Era uma vez um texto...

dizeresmeus
Era uma vez um texto que renegava a sua condição de texto porque tinha medo da morte. No entanto, quando veio a saber que uns seus parentes afastados (certos quadros, esculturas, filmes e fotografias do lado materno) tinham conseguido alcançar a imortalidade, ficou-lhes com inveja.
Desde o seu nascimento (quando alguém escrevera certa vez «Era uma vez um Texto..»), que nunca mais deixou de pensar, aterrorizado, no último momento da sua existência, e para afastá-lo, tentou arranjar um significado para si mesmo. Mas para isso era necessário ser-se lido por alguém, tornar-se necessitado por alguém.

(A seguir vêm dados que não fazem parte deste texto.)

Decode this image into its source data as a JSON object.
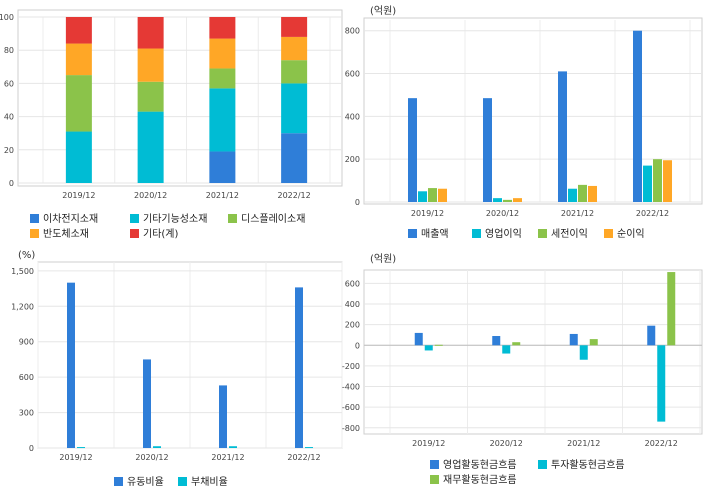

Porém, este texto era fraco, não possuía força suficiente para conter significado. Por isso, abandonou-se ao correr das letras e caíu na aceitação do final, consciente de que deste modo tudo terminaria e tudo se tornaria irreversível.
E é aqui, perto deste parágrafo, que lamento ter de anunciar que com apenas 15 frases de vida o texto foi acometido por uma grave síncope linguística de ponto final, e faleceu. Fontes oficiais informam-nos que se tratou de uma morte dupla: Morreu o Texto e o seu Sentido.
Ninguém se lembrava de o ter lido.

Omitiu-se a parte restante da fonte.